Bronze miniature statue of Serapis, depicted with a serpent body and a human head, with a shocked and stupefied expression and eyes painted white
Serapis in a Corynthian miniature, dated 200 A.D. circa. Source: Wikimedia Commons

Thanks to Ptolemaic religious politics, the cult continued to grow and spread, substituting major Egyptian deities like Osiris and Anubi, and joining a Greco-Egyptian pantheon along with Harpocrates, an incarnation of Horus. Serapis ultimately absorbed the identity of several different Egyptian and Greek gods, including Helios, Dionysus, Hades, and Zeus. The complementary cults of Isis and Serapis remained very popular with Egyptians, Romans, and Greeks until around the 3rd century A.D.

Destruction of cult

For many, the cult of Serapis and its songs, lights, bells, and processions represented transformation of the figure of the savior-God Osiris into a monotheistic God, almost identical to the Christian God. Like the Christian God, Serapis was a scapegoat, and every year, a ritual involved sacrificial lamb. This should not be too surprising, as the intention behind the religion itself was to find common ground between several different Babylonian-Semitic, Egyptian, and Greek traditions and myths as old as civilization itself. 

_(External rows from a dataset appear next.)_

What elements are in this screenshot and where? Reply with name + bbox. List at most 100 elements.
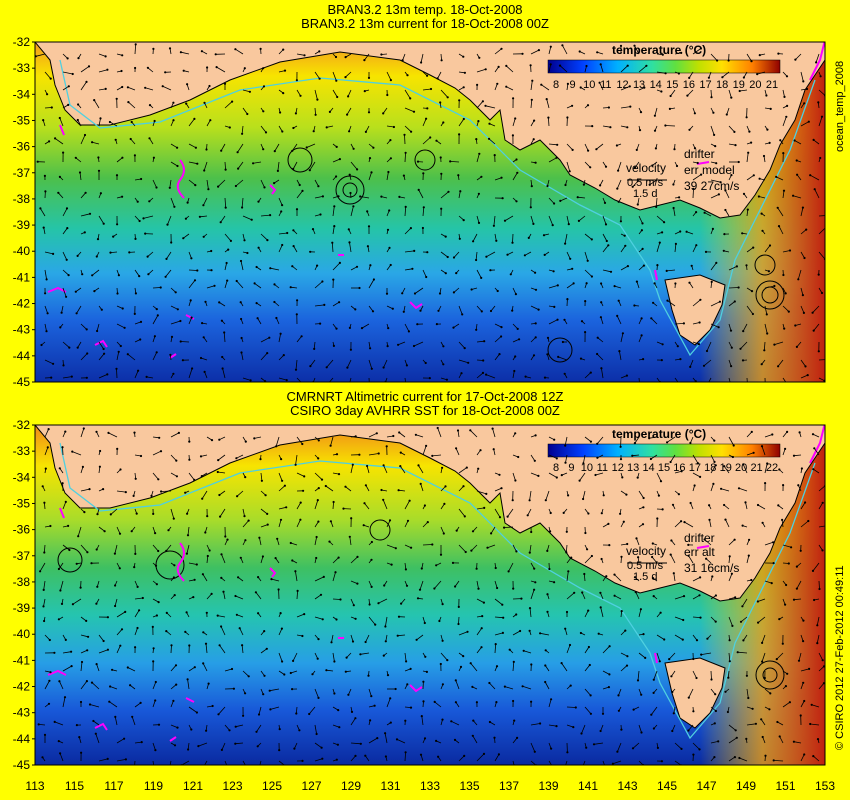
current-vector [710,125,715,136]
current-vector [620,86,630,91]
current-vector-head [700,653,703,656]
current-vector-head [568,170,571,173]
current-vector-head [106,648,109,651]
current-vector-head [675,164,679,168]
current-vector-head [641,523,645,526]
colorbar-tick-8: 8 [553,79,559,91]
current-vector-head [604,165,608,168]
current-vector-head [173,594,176,597]
current-vector [98,69,108,73]
current-vector [368,305,374,312]
current-vector [274,143,280,152]
current-vector [777,359,784,367]
current-vector-head [492,224,495,227]
current-vector-head [138,609,141,612]
current-vector-head [388,246,391,249]
current-vector-head [311,228,315,231]
current-vector [634,45,640,55]
current-vector-head [715,261,718,264]
current-vector-head [130,120,133,124]
current-vector-head [108,700,111,703]
current-vector [757,598,766,602]
current-vector-head [818,587,821,591]
current-vector-head [338,301,341,304]
lat-tick--32: -32 [13,35,31,49]
current-vector-head [676,345,679,348]
current-vector-head [683,521,686,524]
current-vector [368,616,376,625]
current-vector-head [657,494,661,497]
current-vector [673,207,676,217]
current-vector-head [477,192,480,195]
current-vector-head [159,450,163,453]
current-vector-head [80,660,84,664]
current-vector [292,652,298,662]
lat-tick--40: -40 [13,244,31,258]
current-vector-head [457,605,460,609]
current-vector-head [652,301,655,304]
current-vector [584,161,591,168]
current-vector [152,287,161,289]
current-vector [368,359,373,369]
current-vector-head [170,335,174,338]
current-vector-head [88,212,92,215]
current-vector-head [739,347,742,350]
current-vector-head [406,74,409,77]
current-vector [710,454,715,463]
current-vector [656,71,666,74]
current-vector-head [285,379,288,382]
colorbar-tick-10: 10 [581,462,593,474]
current-vector [728,436,735,446]
current-vector-head [555,156,558,159]
current-vector-head [262,85,266,88]
current-vector-head [480,175,483,178]
current-vector-head [354,754,357,758]
current-vector [524,251,532,256]
current-vector-head [337,473,341,476]
current-vector-head [577,219,581,222]
current-vector-head [174,291,177,294]
current-vector-head [337,556,340,559]
current-vector [674,760,682,765]
current-vector [206,179,209,190]
current-vector-head [636,476,639,479]
current-vector-head [88,488,91,491]
bottom-err-value: 31 16cm/s [684,561,739,575]
current-vector [710,194,720,199]
lat-tick--45: -45 [13,758,31,772]
current-vector [602,233,608,242]
current-vector [818,485,825,492]
current-vector [131,716,136,726]
current-vector-head [600,301,603,304]
current-vector-head [745,674,749,677]
current-vector-head [295,313,298,316]
current-vector-head [184,217,187,220]
current-vector-head [242,714,245,717]
current-vector [656,634,665,640]
current-vector-head [322,575,325,579]
current-vector [728,539,735,546]
current-vector-head [165,257,168,260]
current-vector [80,649,88,654]
current-vector-head [155,351,158,354]
current-vector-head [768,708,771,711]
current-vector-head [516,327,519,330]
current-vector-head [281,660,284,663]
current-vector-head [370,695,373,698]
current-vector-head [112,235,115,238]
current-vector-head [119,468,122,471]
current-vector-head [257,200,260,203]
current-vector-head [420,567,423,570]
current-vector-head [497,753,500,756]
current-vector [220,143,226,151]
current-vector-head [715,162,718,165]
current-vector-head [655,205,658,208]
current-vector-head [79,700,83,704]
current-vector-head [516,171,519,174]
current-vector-head [109,685,112,688]
current-vector-head [102,222,105,225]
current-vector-head [654,147,658,150]
current-vector [584,664,591,672]
current-vector-head [373,704,376,707]
current-vector [602,670,610,675]
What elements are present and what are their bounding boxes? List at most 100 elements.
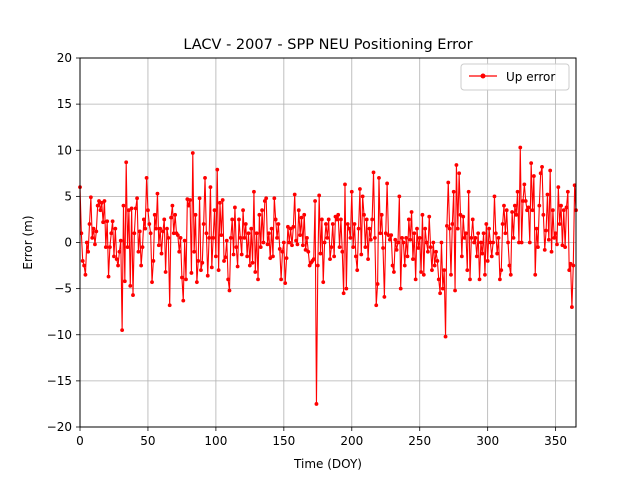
- data-point: [538, 171, 543, 176]
- data-point: [383, 231, 388, 236]
- data-point: [197, 196, 202, 201]
- data-point: [481, 231, 486, 236]
- data-point: [542, 247, 547, 252]
- y-tick-label: 20: [57, 51, 72, 65]
- x-axis-ticks: 0 50 100 150 200 250 300 350: [76, 427, 567, 448]
- data-point: [339, 217, 343, 222]
- data-point: [299, 215, 304, 220]
- data-point: [430, 268, 434, 273]
- data-point: [305, 235, 309, 240]
- data-point: [205, 273, 210, 278]
- data-point: [171, 231, 176, 236]
- data-point: [231, 252, 236, 257]
- data-point: [112, 254, 116, 259]
- data-point: [502, 203, 506, 208]
- data-point: [518, 145, 523, 150]
- data-point: [294, 238, 298, 243]
- data-point: [534, 226, 539, 231]
- data-point: [150, 280, 154, 285]
- data-point: [190, 151, 195, 155]
- data-point: [334, 217, 339, 222]
- data-point: [493, 231, 498, 236]
- data-point: [561, 208, 566, 213]
- data-point: [343, 182, 347, 187]
- data-point: [137, 229, 142, 234]
- data-point: [465, 268, 470, 273]
- data-point: [279, 277, 284, 282]
- data-point: [453, 288, 457, 293]
- data-point: [250, 260, 255, 265]
- data-point: [472, 240, 476, 245]
- data-point: [105, 219, 110, 224]
- data-point: [325, 235, 330, 240]
- data-point: [435, 259, 440, 263]
- data-point: [345, 222, 350, 226]
- data-point: [420, 212, 425, 217]
- data-point: [254, 231, 259, 236]
- data-point: [552, 235, 557, 240]
- data-point: [133, 206, 138, 211]
- data-point: [408, 237, 413, 242]
- data-point: [375, 282, 380, 286]
- data-point: [276, 222, 281, 226]
- data-point: [387, 237, 392, 242]
- data-point: [371, 170, 376, 175]
- data-point: [328, 257, 332, 262]
- data-point: [551, 208, 555, 213]
- data-point: [147, 222, 152, 226]
- data-point: [227, 288, 232, 293]
- x-tick-label: 200: [340, 434, 363, 448]
- data-point: [239, 252, 244, 257]
- data-point: [319, 217, 324, 222]
- data-point: [487, 226, 491, 231]
- data-point: [329, 245, 334, 250]
- data-point: [349, 189, 354, 194]
- data-point: [136, 249, 141, 254]
- data-point: [379, 212, 384, 217]
- data-point: [341, 291, 346, 296]
- data-point: [204, 231, 209, 236]
- data-point: [381, 246, 385, 250]
- data-point: [233, 205, 237, 210]
- data-point: [466, 189, 471, 194]
- data-point: [458, 212, 463, 217]
- data-point: [90, 235, 95, 240]
- data-point: [207, 235, 212, 240]
- data-point: [82, 263, 86, 268]
- data-point: [425, 249, 430, 254]
- data-point: [545, 192, 550, 197]
- data-point: [152, 212, 157, 217]
- data-point: [98, 208, 103, 213]
- data-point: [400, 235, 404, 240]
- data-point: [139, 263, 144, 268]
- data-point: [156, 243, 161, 248]
- data-point: [249, 226, 254, 231]
- data-point: [114, 257, 119, 262]
- data-point: [245, 254, 250, 259]
- data-point: [495, 251, 500, 256]
- data-point: [507, 263, 512, 268]
- data-point: [203, 176, 207, 180]
- data-point: [132, 231, 137, 236]
- data-point: [241, 208, 245, 213]
- data-point: [324, 222, 328, 226]
- data-point: [155, 191, 160, 196]
- data-point: [196, 259, 201, 263]
- data-point: [374, 303, 379, 308]
- data-point: [337, 245, 342, 250]
- data-point: [370, 217, 375, 222]
- data-point: [531, 174, 536, 178]
- data-point: [419, 270, 423, 274]
- data-point: [286, 224, 290, 229]
- data-point: [385, 181, 390, 186]
- data-point: [406, 217, 411, 222]
- data-point: [189, 271, 194, 275]
- data-point: [514, 212, 519, 217]
- data-point: [393, 237, 398, 242]
- data-point: [213, 254, 218, 259]
- data-point: [455, 226, 460, 231]
- legend: Up error: [460, 63, 570, 91]
- data-point: [557, 222, 562, 226]
- data-point: [454, 163, 459, 167]
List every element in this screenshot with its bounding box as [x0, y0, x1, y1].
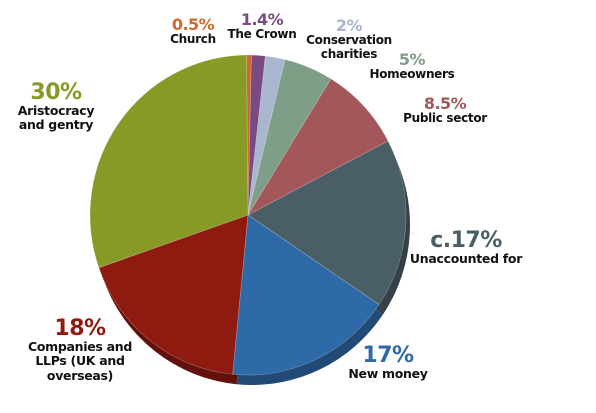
label-homeowners-percent: 5% — [398, 50, 426, 69]
label-conservation-name: Conservation charities — [306, 33, 392, 61]
pie-slice-aristocracy-and-gentry — [89, 54, 249, 269]
label-companies: 18% Companies and LLPs (UK and overseas) — [18, 318, 142, 383]
label-unaccounted-name: Unaccounted for — [409, 251, 523, 266]
label-public-sector-percent: 8.5% — [423, 94, 467, 113]
label-new-money: 17% New money — [338, 345, 438, 381]
pie-slice-companies-and-llps-uk-and-overseas — [98, 214, 249, 375]
label-aristocracy-percent: 30% — [30, 80, 82, 105]
label-aristocracy: 30% Aristocracy and gentry — [8, 82, 104, 133]
pie-slice-the-crown — [247, 54, 266, 216]
pie-slice-unaccounted-for — [247, 140, 407, 305]
label-public-sector-name: Public sector — [403, 111, 487, 125]
label-homeowners: 5% Homeowners — [362, 52, 462, 82]
label-the-crown-name: The Crown — [227, 27, 297, 41]
pie-slice-homeowners — [247, 59, 332, 216]
label-conservation-percent: 2% — [335, 16, 363, 35]
label-companies-name: Companies and LLPs (UK and overseas) — [27, 339, 132, 383]
label-the-crown-percent: 1.4% — [240, 10, 284, 29]
pie-slices — [89, 54, 407, 376]
label-church: 0.5% Church — [158, 17, 228, 47]
pie-slice-new-money — [232, 214, 380, 376]
label-new-money-name: New money — [348, 366, 428, 381]
label-church-name: Church — [170, 32, 216, 46]
label-conservation-charities: 2% Conservation charities — [297, 18, 401, 62]
label-new-money-percent: 17% — [362, 343, 414, 368]
pie-slice-church — [246, 54, 252, 216]
label-church-percent: 0.5% — [171, 15, 215, 34]
label-companies-percent: 18% — [54, 316, 106, 341]
label-unaccounted: c.17% Unaccounted for — [406, 230, 526, 266]
label-aristocracy-name: Aristocracy and gentry — [17, 103, 95, 133]
label-the-crown: 1.4% The Crown — [222, 12, 302, 42]
label-unaccounted-percent: c.17% — [430, 228, 502, 253]
pie-slice-conservation-charities — [247, 55, 286, 216]
label-public-sector: 8.5% Public sector — [393, 96, 497, 126]
pie-slice-public-sector — [247, 78, 389, 216]
label-homeowners-name: Homeowners — [369, 67, 455, 81]
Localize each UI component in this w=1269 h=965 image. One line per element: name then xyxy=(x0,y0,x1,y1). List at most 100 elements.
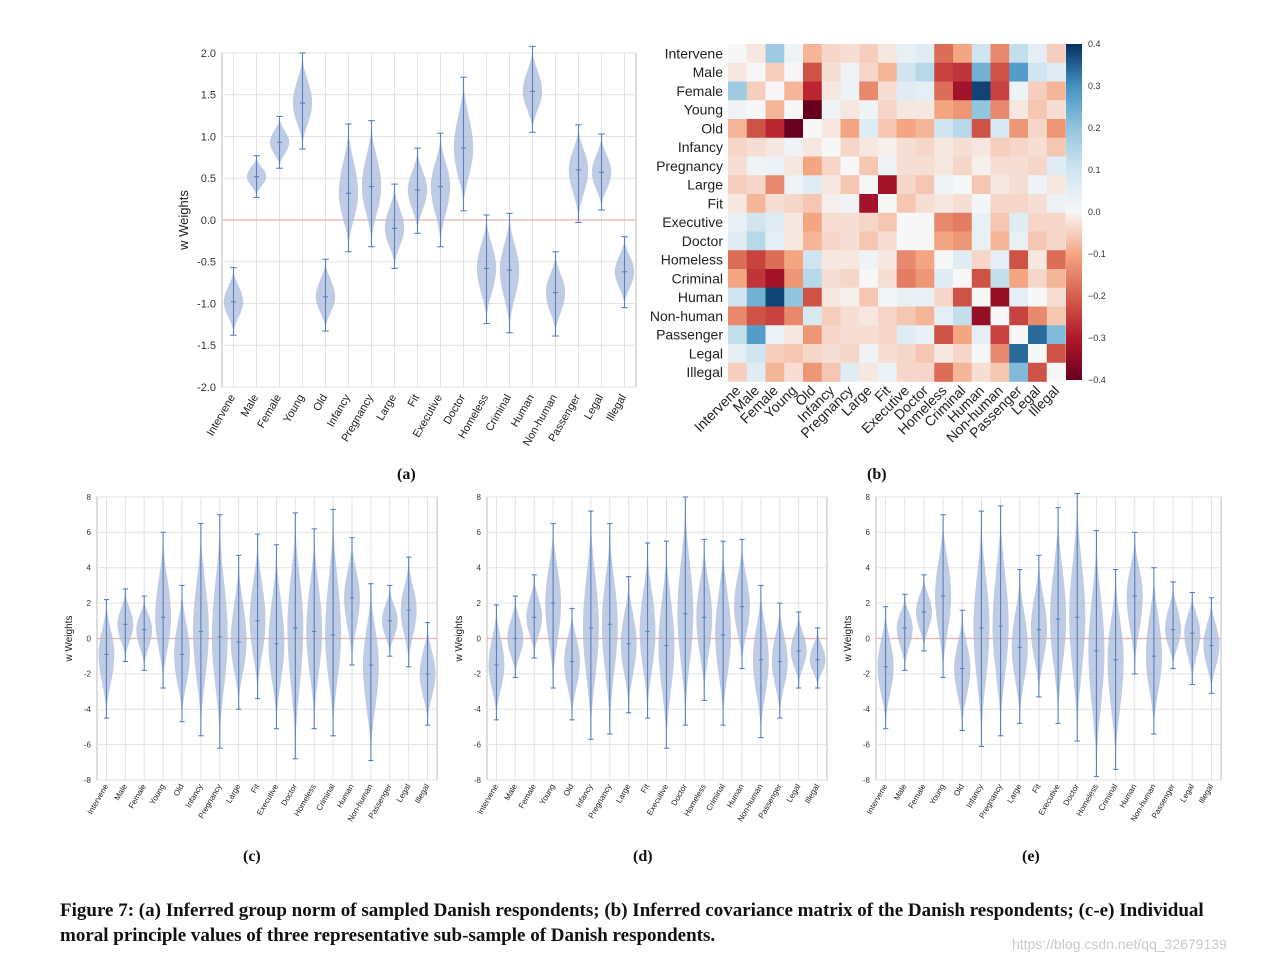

The Babylonians already had the myth of a Virgin Mother Goddess that gave birth without the need for male intervention. The original myth saw the mother giving birth, growing the child, mating with him, killing him, and having him be reborn. Often, these myths and stories remained virtually unchanged for millennia, competing with each other for political power.

In 313, the emperor Constantine I, along with his eastern counterpart Licinius, issued the Edict of Milan, which granted religious toleration and freedom for Christians, but the cult remained strong in the Roman Empire as well as through the Greco-Egyptian world. It remained strong until 385, when Christians destroyed the Serapeum of Alexandria.

The cult of Serapis had been forbidden by the Edict of Thessalonica, issued in 380 A.D. by Theodosius I, making Nicene Christianity the religion of State for the Roman Empire. It condemned Christian creeds, such as Arianism, as heresies and authorized their punishment as the ramblings of “foolish madmen.” Theodosius was driven by his wish to pacify Constantinople in a religious and political way in order to establish it as his imperial residence. The Edict of Thessalonica was subsequently incorporated into Book XVI of the Theodosian Code and was the milestone of the official Christianization of the Roman Empire. It was a first secular move to establish some kind of religious orthodoxy.

As much as Christianization was a forced passage in both the Roman and Greek world and as the religion shifted to becoming a part of a political and social organization, it still absorbed aspects of late Hellenistic paganism in order to spread and become popular. After all, Hellenistic paganism had itself fed off the encounter with Semitic monotheism, and its Babylonian roots must have spoken to late pagans who adored Serapis and Isis and also subscribed to many common myths.